Predicting the bandgap of ABX2 materials: supervised machine learning on small dataset

Abstract

Predicting the electronic bandgap in ABX₂-type materials (where A = {Al, Ga, Zn, Cd}, B = {Ga, In, Ge, Sn, Si}, and X = {N, P, As, Sb}) is essential for photovoltaic applications. However, when working with a limited dataset, the task becomes significantly more challenging. By means of a machine learning (ML) approach, the electronic bandgaps of 99 datasets of ABX₂-type materials are classified and predicted with good accuracy. We find that logistic regression achieves 97% classification accuracy. For regression, the sure independence screening and sparsifying operator (SISSO) method is used for feature selection, followed by various ML models, where least absolute shrinkage and selection operator (LASSO) yields the best test R² (0.92) and RMSE (0.30 eV).

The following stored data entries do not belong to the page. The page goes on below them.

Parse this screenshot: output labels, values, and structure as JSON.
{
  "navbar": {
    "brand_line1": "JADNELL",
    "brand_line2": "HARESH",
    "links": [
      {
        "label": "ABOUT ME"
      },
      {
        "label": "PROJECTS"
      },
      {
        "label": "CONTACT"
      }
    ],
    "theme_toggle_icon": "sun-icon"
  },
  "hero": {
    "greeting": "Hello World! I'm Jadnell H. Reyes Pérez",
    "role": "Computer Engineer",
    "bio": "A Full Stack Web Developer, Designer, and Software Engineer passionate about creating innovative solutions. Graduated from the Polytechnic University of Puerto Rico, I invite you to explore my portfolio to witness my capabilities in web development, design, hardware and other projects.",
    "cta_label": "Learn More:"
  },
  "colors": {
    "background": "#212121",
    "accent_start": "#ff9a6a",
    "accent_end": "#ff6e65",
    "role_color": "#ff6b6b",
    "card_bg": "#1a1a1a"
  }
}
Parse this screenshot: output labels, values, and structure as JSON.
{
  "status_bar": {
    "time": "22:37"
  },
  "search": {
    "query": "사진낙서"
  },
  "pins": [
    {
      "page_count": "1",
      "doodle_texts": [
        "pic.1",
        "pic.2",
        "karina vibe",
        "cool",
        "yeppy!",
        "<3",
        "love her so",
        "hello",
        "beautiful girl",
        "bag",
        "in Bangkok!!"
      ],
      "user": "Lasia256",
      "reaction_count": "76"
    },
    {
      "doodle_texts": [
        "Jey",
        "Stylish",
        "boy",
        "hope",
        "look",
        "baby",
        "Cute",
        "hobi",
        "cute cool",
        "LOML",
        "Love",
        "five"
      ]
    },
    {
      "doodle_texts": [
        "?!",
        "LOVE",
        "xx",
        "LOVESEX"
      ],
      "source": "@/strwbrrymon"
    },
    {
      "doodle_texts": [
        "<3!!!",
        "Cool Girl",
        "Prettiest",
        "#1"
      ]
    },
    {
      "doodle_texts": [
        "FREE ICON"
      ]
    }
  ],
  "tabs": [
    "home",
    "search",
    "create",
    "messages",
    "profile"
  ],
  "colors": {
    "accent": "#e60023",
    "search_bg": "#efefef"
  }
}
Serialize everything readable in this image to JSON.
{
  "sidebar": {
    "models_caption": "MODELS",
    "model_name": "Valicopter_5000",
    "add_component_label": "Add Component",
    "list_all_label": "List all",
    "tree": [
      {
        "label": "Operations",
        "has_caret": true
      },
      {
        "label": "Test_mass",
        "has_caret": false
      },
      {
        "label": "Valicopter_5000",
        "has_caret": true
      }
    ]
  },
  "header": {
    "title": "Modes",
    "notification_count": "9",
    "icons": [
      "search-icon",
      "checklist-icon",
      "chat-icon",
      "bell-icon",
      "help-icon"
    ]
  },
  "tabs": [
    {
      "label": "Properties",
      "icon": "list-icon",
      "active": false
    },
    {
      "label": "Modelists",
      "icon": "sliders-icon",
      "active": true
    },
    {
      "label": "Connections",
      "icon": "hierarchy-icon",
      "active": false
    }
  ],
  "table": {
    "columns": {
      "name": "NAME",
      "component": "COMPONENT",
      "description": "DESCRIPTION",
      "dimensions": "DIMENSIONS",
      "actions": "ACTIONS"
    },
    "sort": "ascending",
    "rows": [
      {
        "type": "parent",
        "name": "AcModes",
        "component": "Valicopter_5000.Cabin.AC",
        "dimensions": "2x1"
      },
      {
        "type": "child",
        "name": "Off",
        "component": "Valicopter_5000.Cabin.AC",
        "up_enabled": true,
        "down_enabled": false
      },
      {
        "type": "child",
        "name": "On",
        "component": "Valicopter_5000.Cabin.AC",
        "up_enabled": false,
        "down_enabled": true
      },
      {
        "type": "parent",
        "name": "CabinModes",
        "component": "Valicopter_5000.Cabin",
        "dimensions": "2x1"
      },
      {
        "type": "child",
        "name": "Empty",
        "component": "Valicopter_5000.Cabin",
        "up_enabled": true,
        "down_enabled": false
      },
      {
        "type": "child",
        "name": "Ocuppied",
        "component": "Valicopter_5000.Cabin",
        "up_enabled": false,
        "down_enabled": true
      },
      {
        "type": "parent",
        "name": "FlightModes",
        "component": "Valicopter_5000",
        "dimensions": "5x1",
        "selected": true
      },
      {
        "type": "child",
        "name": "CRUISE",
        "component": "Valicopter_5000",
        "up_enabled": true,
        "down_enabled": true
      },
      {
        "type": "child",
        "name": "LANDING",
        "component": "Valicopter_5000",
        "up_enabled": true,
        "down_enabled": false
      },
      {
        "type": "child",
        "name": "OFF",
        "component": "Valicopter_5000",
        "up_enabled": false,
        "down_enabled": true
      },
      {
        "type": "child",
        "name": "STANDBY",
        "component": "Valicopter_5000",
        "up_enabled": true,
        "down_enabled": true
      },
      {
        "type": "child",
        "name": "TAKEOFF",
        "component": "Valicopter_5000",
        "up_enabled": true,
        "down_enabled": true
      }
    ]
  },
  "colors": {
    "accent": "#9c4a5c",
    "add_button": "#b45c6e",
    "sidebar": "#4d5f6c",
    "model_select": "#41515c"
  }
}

We also develop an ML model to predict volume, a structural feature used for bandgap prediction, with high prediction accuracy with R² = 0.99 and RMSE = 6.86 ų. K-means clustering is used to find underlying patterns in the data and reveals two distinct material families. Notably, when crystallographic phase information is included, the prediction accuracy further improves with R² = 0.95 and RMSE = 0.28 eV. Therefore, our results show that ML can efficiently replace computationally expensive DFT methods and can also perform well on small, costly datasets, making it suitable for broader and more specialized problem spaces than previously assumed.